“We were governed by a single party that supported a monarchical presidency.”
Jose Agustin Ortiz Pinchetti
Mexico City.- It is not surprising that the announcement was made by Manuel Velasco, the senator of the Green Party. On August 26, after registering as a senator, he stated that “we do not lack” senators to achieve a qualified majority. “It is being built on, we have been in dialogue with everyone. There is a very broad possibility that work will be done on it. We have been in dialogue with senators from the opposition.”
Velasco was the operator who, in 2018, after having campaigned in alliance with the PRI, negotiated the transfer of the entire Green Party bench to the Fourth Transformation. With this, he confirmed his party’s vocation to always join whoever holds power. It is logical that he had to announce the purchase of the three seats in the Senate that the government lacks for a qualified majority.
The Morena supporters can no longer continue to say that judicial reform “is a mandate from the people.” There is no doubt that Claudia Sheinbaum achieved a resounding victory, with 59.75 percent of the votes, even though it was in the most unequal contest since the days of the hegemonic party. However, the wise people only gave Morena and its satellite parties 54 percent of the votes for Congress. It was not a mandate to reestablish a single-party regime.

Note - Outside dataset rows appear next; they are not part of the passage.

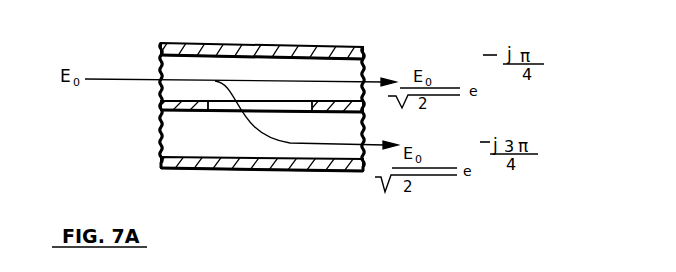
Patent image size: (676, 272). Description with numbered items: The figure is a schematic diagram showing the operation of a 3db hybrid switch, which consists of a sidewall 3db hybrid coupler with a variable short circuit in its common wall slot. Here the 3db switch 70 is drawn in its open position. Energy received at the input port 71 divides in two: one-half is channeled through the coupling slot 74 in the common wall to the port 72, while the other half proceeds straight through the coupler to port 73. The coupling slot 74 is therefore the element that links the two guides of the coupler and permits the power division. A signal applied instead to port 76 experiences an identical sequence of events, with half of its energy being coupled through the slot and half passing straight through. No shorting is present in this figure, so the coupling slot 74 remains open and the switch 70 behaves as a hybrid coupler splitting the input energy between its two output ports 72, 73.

The 3db switch 70 is at (227, 178).
The input port 71 is at (181, 88).
The port 72 is at (337, 152).
The port 73 is at (361, 60).
The coupling slot 74 is at (237, 104).
The port 76 is at (183, 132).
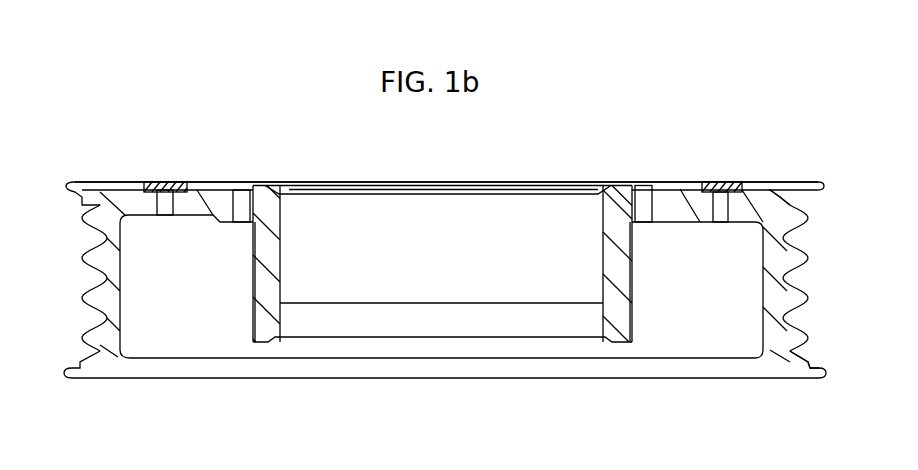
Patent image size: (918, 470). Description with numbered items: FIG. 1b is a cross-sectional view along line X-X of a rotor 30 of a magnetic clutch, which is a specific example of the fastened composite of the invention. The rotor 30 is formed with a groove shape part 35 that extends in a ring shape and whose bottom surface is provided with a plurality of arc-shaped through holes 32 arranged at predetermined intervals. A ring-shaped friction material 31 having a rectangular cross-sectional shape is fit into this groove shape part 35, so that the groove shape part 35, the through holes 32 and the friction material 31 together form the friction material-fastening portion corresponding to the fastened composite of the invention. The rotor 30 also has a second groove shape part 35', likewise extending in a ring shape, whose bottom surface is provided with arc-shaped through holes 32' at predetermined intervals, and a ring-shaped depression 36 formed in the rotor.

The rotor 30 is at (133, 174).
The friction material 31 is at (720, 189).
The arc-shaped through holes 32 is at (493, 307).
The arc-shaped through holes 32' is at (417, 305).
The groove shape part 35 is at (446, 144).
The groove shape part 35' is at (443, 147).
The ring-shaped depression 36 is at (778, 189).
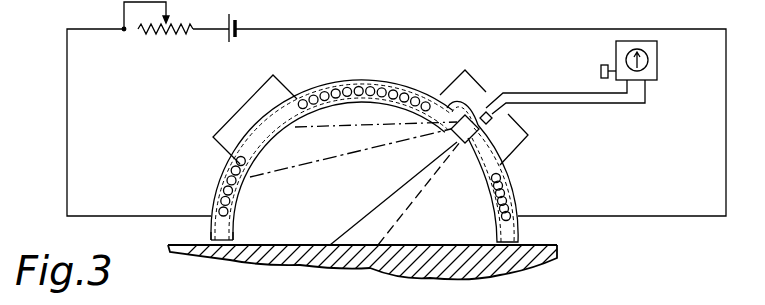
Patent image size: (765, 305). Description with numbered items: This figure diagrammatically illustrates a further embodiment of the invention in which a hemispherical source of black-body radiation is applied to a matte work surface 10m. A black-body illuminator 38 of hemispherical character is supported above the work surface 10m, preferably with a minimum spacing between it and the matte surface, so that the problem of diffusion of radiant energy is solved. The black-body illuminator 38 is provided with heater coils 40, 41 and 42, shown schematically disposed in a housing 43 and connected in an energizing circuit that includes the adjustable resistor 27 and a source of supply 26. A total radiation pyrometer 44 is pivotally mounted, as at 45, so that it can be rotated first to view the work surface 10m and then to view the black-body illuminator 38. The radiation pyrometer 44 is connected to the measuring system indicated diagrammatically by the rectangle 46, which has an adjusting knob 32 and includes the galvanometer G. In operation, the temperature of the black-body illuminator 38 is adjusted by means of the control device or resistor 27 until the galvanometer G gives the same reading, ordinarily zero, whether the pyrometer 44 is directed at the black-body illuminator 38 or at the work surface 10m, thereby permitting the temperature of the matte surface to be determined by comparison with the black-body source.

The INE granted Morena and its allies a qualified majority with 364 seats in the Chamber of Deputies, in addition to 83 in the Senate, three short of the qualified majority. Its interpretation of Article 54 of the Constitution ruled out the Supreme Court’s jurisprudence thesis of 1998, drafted by then-minister Olga Sánchez Cordero, which stated that the distribution of plurinominal legislators “must be done taking into account not only the literal text, but also the value of political pluralism that it protects.”

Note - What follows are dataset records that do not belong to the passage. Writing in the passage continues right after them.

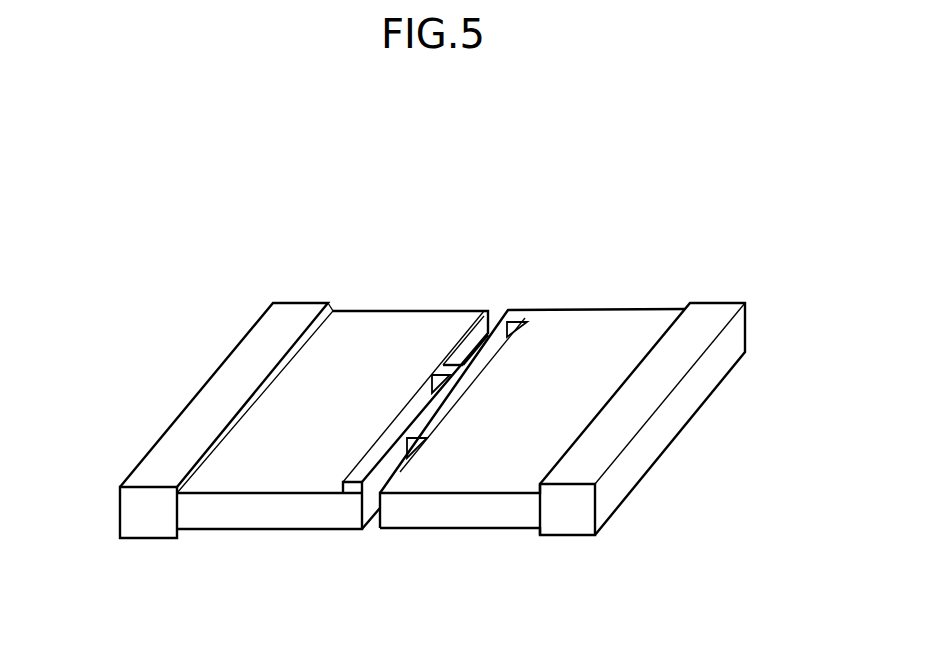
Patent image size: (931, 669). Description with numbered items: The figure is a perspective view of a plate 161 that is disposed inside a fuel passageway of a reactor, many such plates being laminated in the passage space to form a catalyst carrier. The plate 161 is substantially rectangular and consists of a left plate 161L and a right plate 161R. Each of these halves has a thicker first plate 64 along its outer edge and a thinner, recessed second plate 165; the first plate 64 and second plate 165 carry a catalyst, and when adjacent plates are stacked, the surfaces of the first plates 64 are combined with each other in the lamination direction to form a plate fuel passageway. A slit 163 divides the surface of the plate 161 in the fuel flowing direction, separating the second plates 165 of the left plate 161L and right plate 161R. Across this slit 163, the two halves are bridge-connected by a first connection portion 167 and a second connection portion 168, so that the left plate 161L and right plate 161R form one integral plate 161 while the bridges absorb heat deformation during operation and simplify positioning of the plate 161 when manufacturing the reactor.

The plate 161 is at (707, 122).
The left plate 161L is at (185, 508).
The right plate 161R is at (518, 507).
The first plate 64 is at (710, 305).
The slit 163 is at (483, 333).
The second plate 165 is at (277, 453).
The first connection portion 167 is at (430, 423).
The second connection portion 168 is at (478, 340).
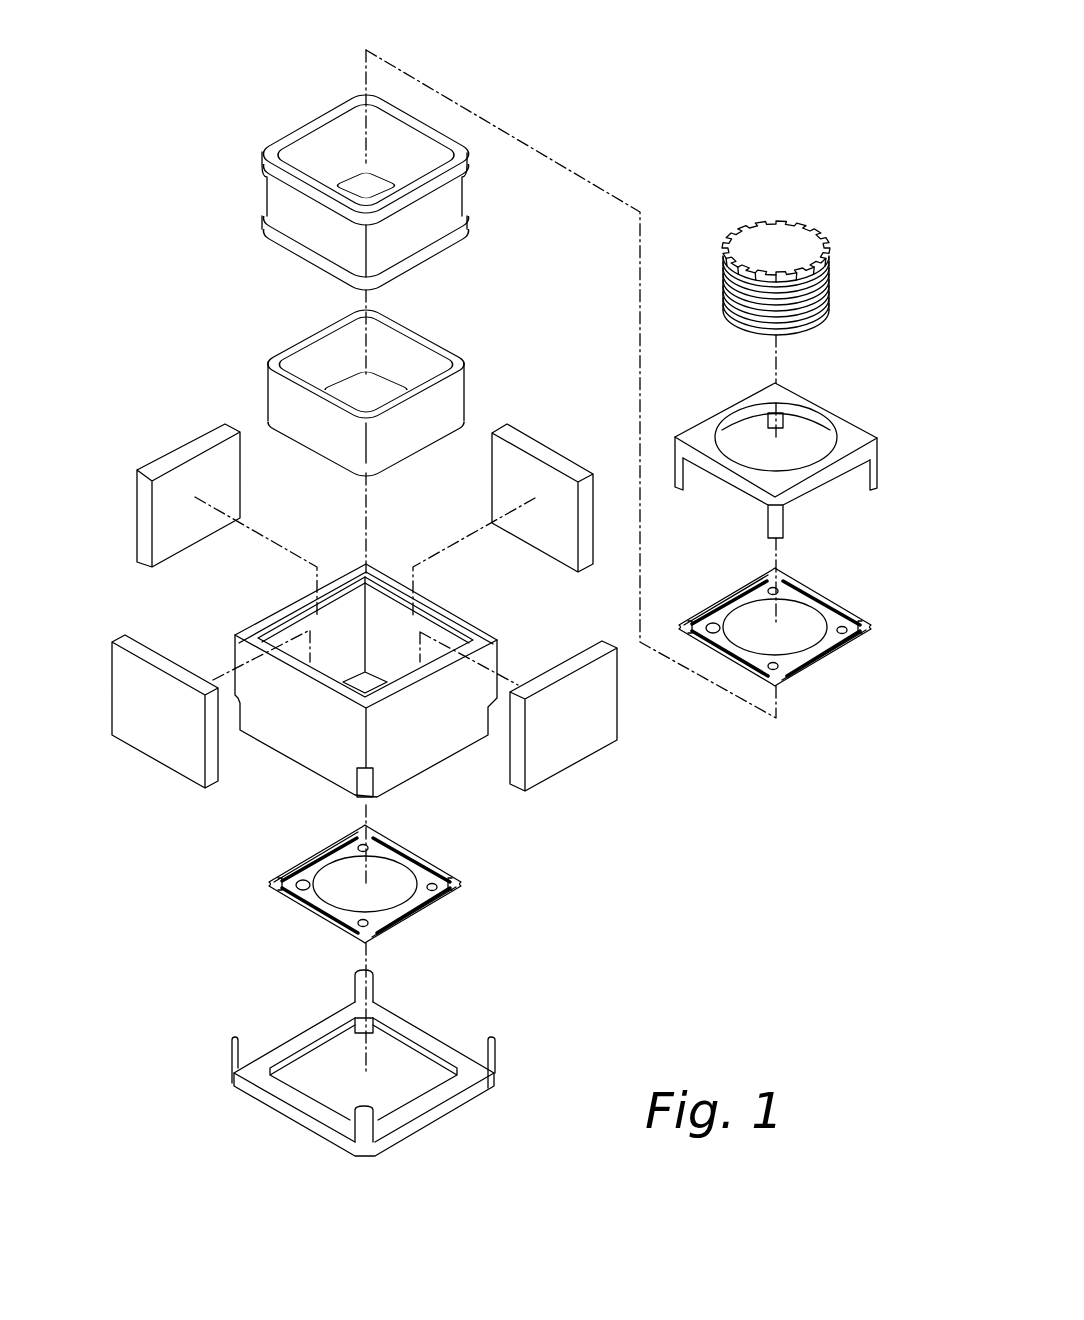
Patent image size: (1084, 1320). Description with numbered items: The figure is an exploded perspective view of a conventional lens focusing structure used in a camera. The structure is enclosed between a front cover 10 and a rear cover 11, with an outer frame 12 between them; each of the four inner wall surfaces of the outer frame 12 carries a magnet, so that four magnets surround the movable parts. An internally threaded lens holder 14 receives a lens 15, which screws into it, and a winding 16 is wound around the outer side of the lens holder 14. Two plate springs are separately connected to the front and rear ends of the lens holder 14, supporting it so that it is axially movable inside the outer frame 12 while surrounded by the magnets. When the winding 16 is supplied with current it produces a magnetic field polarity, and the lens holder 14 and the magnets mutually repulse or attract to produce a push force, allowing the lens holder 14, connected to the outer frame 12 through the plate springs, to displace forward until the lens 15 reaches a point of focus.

The front cover 10 is at (812, 403).
The rear cover 11 is at (425, 1102).
The outer frame 12 is at (435, 750).
The lens holder 14 is at (449, 207).
The lens 15 is at (822, 308).
The winding 16 is at (440, 348).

But not only did the INE not heed this thesis of jurisprudence, but now the 4T is openly buying senators that it did not obtain at the polls in order to achieve that qualified majority that will allow it to make constitutional reforms without negotiating them with the opposition and, above all, to give the executive control of the judiciary. The desire to give “a gift” to López Obrador is so strong that any other consideration is superfluous.

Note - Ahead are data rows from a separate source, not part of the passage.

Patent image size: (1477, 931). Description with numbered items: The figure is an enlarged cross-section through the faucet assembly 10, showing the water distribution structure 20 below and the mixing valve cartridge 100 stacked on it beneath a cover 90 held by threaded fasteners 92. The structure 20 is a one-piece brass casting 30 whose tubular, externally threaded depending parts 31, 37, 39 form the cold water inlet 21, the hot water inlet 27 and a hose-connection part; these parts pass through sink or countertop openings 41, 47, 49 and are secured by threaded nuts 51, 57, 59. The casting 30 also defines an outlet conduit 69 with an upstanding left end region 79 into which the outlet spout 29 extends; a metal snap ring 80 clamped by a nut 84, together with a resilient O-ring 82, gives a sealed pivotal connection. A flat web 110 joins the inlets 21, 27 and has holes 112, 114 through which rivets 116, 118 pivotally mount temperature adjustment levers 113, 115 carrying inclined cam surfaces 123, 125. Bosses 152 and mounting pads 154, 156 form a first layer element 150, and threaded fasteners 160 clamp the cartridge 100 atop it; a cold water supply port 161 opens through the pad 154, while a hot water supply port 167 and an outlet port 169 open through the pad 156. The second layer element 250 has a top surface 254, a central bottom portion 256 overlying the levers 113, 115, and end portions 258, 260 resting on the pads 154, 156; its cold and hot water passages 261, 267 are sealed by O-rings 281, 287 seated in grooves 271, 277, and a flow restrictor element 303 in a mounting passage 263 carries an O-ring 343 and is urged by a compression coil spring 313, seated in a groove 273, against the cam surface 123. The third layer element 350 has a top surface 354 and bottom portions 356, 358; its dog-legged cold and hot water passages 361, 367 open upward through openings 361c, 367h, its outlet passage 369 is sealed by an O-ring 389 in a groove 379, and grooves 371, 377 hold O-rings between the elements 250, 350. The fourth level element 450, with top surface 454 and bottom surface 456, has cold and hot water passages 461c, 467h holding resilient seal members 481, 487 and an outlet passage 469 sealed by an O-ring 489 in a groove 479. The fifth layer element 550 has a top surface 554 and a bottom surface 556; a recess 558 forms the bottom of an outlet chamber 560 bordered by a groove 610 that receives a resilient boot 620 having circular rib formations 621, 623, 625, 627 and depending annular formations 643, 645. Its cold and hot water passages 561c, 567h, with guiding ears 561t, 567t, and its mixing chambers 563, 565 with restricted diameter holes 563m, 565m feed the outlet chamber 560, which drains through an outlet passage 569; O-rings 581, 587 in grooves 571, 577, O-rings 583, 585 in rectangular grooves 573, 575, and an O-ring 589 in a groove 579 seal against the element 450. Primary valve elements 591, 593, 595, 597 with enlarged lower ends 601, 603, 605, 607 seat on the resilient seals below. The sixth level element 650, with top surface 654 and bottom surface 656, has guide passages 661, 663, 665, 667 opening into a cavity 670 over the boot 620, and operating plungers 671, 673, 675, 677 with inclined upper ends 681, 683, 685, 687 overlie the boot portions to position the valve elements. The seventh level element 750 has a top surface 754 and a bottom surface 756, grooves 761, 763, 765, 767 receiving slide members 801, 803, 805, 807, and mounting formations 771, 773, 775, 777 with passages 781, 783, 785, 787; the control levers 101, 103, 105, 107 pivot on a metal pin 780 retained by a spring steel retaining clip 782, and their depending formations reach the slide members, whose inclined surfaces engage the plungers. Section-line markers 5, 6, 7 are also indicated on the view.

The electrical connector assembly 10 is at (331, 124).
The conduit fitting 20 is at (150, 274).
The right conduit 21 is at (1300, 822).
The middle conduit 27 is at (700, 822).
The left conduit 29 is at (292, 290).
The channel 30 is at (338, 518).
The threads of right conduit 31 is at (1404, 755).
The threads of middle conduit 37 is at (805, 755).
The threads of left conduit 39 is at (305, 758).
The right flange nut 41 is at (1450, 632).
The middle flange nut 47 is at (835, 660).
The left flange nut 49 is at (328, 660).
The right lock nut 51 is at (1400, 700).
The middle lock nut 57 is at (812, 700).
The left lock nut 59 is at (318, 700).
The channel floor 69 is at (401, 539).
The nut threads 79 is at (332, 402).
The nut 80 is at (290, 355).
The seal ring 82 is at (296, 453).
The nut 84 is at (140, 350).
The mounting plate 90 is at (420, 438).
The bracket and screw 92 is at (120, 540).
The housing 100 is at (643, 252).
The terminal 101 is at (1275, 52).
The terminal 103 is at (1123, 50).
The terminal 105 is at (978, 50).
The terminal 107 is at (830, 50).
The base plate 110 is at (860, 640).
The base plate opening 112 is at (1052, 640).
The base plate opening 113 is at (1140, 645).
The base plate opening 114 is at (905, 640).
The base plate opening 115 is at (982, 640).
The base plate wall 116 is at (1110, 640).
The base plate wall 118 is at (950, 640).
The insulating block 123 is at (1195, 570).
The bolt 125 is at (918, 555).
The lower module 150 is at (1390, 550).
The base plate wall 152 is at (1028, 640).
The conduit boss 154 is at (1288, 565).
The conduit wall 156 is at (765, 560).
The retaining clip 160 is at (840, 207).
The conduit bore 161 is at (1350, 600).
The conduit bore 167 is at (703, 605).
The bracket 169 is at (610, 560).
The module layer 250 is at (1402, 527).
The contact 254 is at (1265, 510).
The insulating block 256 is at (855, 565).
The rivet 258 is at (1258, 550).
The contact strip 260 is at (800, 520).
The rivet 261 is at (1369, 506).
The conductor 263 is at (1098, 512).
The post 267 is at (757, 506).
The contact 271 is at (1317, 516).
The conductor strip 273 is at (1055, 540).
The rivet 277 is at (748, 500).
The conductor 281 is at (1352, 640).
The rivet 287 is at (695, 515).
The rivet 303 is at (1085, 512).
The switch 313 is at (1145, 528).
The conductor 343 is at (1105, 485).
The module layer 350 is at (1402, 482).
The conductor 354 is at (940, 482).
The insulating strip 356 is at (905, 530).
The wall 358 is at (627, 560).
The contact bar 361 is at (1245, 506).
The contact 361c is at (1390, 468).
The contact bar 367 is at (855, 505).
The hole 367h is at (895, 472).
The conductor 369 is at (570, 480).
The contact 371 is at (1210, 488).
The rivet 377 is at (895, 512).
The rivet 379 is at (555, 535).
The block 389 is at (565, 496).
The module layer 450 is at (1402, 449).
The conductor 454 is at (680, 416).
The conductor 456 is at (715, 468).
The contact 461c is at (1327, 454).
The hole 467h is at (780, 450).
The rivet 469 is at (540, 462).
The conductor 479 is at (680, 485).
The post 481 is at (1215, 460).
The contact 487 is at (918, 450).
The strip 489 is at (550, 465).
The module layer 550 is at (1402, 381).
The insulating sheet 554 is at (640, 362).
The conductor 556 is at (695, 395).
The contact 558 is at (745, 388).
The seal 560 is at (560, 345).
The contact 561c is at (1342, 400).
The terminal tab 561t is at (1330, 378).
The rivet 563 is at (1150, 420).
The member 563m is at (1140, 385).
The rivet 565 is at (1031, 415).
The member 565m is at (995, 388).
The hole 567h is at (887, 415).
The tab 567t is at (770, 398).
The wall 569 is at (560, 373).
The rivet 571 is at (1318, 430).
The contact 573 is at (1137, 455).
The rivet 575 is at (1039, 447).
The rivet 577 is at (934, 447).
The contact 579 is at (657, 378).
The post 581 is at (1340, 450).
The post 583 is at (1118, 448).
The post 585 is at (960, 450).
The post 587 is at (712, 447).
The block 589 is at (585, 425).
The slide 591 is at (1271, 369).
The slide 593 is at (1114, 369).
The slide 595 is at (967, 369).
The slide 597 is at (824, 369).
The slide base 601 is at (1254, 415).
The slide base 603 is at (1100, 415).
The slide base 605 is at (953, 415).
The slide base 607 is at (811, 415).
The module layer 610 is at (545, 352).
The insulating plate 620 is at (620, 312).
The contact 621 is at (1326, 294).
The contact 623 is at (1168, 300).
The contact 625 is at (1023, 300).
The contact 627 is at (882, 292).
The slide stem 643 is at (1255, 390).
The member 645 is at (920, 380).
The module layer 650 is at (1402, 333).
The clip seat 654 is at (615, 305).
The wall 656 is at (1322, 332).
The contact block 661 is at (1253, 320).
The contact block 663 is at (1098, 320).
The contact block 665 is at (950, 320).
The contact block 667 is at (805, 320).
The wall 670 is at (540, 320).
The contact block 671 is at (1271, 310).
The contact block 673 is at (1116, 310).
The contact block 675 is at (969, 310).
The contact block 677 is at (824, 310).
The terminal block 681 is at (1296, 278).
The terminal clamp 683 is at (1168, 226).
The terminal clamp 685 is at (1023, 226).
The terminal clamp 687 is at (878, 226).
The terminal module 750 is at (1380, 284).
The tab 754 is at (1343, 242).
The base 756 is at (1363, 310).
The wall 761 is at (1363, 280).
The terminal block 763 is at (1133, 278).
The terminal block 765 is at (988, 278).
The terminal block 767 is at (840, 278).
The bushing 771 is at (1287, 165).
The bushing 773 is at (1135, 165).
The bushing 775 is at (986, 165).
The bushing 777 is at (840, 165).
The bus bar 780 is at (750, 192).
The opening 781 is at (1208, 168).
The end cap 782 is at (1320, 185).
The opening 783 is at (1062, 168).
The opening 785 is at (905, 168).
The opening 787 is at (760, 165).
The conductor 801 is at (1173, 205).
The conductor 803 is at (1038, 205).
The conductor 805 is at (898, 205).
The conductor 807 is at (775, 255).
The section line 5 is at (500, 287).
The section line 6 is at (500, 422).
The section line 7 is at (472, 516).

Is it legal to buy senators elected by the opposition to form part of the ruling party? Unfortunately, yes it is. Our parliamentary system allows the purchase of seats and consciences. In 2018, the PVEM, which competed in that year’s election allied with the PRI and Nueva Alianza, in the Todos por México coalition, transferred its 17 deputies and seven senators to the López Obrador government’s party. It was an act of opportunism that betrayed the vote of the voters, who voted for the Green Party with the idea that it represented a different option to Morena. It is very likely that the agreement was made before the election as a ploy to give AMLO a presence in Congress that he did not obtain at the polls.
Overrepresentation in Congress is taking us back to the days of the single party. José Agustín Ortiz Pinchetti, the lawyer who fought so many battles alongside López Obrador, and who was faithful to him until his death on August 3, recalled those times in Two Brothers, One Country, a book written with his brother Francisco that is being presented today: “A system that was renewed only to let a different group in. There was no authentic rule of law. The privileged groups could impose not only the court rulings but the laws themselves.” López Obrador is taking us back to that single-party system.
Pause
“They have to learn to respect our sovereignty,” AMLO said yesterday, and declared a “pause with the US embassy.” What does this mean? Nobody knows. At the beginning of his administration, he also declared a “pause” with Spain, without any consequences. It is nothing more than the expression of a tantrum.